To Maintain Their Driving Privilege


 What is a Notice from the California Department of Motor Vehicles?

 All California drivers will receive some type of correspondence from the Department of Motor Vehicles (DMV) at one time or another.  The most common items received by drivers in the mail are “Notices.”

A Notice is the DMV’s way of informing a driver that he or she is required to take some type of action.  The most common Notices received by drivers are:

  • Notice of Driver License Renewal: This normally arrives in the mail once every five years before a person’s driver license is due to expire.
  • Notice of Vehicle Registration Renewal: This notice normally arrives once each year to remind a driver that they must renew the registration tags on their vehicles.

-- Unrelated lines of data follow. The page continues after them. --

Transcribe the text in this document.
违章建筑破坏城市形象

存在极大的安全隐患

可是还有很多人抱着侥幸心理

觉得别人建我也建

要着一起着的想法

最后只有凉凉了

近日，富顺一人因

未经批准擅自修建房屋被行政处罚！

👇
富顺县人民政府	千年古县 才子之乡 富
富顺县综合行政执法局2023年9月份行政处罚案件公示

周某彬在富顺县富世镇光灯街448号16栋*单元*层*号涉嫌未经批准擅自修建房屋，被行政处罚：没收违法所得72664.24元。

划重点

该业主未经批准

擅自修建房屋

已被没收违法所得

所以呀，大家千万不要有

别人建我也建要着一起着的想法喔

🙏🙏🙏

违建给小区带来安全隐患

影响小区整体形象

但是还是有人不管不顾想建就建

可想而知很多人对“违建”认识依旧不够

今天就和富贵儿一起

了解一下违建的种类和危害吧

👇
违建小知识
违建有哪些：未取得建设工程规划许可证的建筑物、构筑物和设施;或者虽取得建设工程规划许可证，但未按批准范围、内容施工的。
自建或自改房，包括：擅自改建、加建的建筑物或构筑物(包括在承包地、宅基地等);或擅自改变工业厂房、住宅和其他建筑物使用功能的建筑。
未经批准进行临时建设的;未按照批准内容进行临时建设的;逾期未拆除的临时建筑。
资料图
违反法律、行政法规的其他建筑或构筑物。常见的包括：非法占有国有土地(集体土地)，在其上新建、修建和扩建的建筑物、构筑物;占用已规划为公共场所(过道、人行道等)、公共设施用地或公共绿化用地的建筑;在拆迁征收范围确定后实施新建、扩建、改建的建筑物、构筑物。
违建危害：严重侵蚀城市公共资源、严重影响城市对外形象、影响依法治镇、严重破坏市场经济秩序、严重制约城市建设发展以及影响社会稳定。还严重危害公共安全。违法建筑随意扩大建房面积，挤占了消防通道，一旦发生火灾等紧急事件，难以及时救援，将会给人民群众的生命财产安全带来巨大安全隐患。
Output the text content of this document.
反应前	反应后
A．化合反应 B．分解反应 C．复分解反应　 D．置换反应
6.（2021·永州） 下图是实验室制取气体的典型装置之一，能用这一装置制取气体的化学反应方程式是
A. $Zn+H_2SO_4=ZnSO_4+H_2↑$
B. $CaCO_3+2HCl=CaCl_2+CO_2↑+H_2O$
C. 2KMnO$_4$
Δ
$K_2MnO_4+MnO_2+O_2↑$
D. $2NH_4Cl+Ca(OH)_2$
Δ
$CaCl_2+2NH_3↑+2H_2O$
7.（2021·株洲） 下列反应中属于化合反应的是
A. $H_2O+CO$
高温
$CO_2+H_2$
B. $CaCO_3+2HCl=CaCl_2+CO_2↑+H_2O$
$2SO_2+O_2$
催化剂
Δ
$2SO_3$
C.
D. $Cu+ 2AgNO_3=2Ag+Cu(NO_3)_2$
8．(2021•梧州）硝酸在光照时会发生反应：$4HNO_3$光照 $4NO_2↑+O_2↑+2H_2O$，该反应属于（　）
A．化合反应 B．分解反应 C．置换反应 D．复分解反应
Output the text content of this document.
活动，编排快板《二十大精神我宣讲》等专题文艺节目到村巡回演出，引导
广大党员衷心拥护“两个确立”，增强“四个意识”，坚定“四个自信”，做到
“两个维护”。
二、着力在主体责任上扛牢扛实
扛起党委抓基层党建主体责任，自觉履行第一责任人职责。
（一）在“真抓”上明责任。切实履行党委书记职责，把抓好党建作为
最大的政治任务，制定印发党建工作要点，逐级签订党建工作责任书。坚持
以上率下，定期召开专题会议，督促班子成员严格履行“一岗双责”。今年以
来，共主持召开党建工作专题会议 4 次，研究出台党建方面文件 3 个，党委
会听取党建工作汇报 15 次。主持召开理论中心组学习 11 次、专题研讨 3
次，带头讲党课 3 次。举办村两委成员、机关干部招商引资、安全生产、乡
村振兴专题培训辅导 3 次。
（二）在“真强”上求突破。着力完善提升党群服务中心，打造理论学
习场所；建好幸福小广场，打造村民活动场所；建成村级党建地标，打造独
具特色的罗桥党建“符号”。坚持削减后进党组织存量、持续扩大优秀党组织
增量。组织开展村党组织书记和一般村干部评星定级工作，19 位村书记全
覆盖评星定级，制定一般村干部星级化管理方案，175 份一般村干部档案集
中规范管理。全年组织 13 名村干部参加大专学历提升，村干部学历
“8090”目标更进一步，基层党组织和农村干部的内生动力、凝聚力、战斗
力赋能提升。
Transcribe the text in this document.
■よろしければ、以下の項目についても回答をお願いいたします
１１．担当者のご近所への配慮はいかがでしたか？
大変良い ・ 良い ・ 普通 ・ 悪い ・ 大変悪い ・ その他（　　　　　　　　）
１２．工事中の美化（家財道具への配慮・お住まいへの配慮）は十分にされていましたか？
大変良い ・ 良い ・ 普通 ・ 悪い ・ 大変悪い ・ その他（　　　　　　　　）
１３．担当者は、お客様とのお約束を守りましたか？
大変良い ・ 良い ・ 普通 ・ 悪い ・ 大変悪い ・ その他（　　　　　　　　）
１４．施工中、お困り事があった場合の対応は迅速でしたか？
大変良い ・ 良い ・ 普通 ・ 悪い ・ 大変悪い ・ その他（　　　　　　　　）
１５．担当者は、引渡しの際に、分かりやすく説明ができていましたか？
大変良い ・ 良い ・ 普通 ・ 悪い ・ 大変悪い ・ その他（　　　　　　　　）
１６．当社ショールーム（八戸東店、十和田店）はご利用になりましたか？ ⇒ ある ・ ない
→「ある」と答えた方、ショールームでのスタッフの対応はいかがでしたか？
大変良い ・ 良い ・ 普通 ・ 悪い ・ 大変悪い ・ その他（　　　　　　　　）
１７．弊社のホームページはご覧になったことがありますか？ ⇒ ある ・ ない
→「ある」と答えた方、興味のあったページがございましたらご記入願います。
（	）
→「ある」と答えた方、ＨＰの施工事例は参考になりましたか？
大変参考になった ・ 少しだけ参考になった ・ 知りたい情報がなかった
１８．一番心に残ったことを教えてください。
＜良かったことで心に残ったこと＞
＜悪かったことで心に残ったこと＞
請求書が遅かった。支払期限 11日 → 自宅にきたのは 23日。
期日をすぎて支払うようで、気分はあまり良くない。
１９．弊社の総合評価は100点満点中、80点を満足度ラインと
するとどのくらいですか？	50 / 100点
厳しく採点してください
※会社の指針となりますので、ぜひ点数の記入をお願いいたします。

There are however, more onerous “Notices” sent out by the DMV.  Some of the most common are:

  • Notice of Appointment: This is normally issued by the DMV when it is scheduling a driver for some form of testing (i.e. written test, vision test, driving test).
  • Notice of Re-Examination Appointment: This is normally issued by the DMV when the department has received notification from any source that a driver may no longer possess the Skill, the Knowledge or the Physical/Mental Capability to drive.  This type of notice informs a driver that an investigation has begun to determine their fitness to drive.
  • Courtesy Notice: This type of Notice is normally issued by the DMV as a warning to a driver that their violation point count is too high and they are in danger of suspension if they receive any more points on their record.
  • Notice of Findings and Decision: This type of Notice is normally issued by the DMV at the conclusion of an Administrative Hearing.  This advises the driver whether they won or lost their hearing and what action the DMV intends to take with regards to their driver license.

What action should I take after receiving a “Notice” from the DMV?

 Everything the DMV does is time sensitive so you should assume a “Notice” is giving you a specific period of time to take a specific action. If you have received a “Notice” from the California Department of Motor Vehicles, it is best to read it and read it again.  Make sure you are crystal clear as to what the Notice requires you to do and then get it done.

Although there is no legal requirement that a driver be represented at any DMV action, it can often be in the driver’s best interest to seek professional help to decipher the meaning of any Notice.  A driver can enlist the assistance of an Administrative Advocate to explain the meaning of any Notice received from the DMV and to plan a proper response if necessary.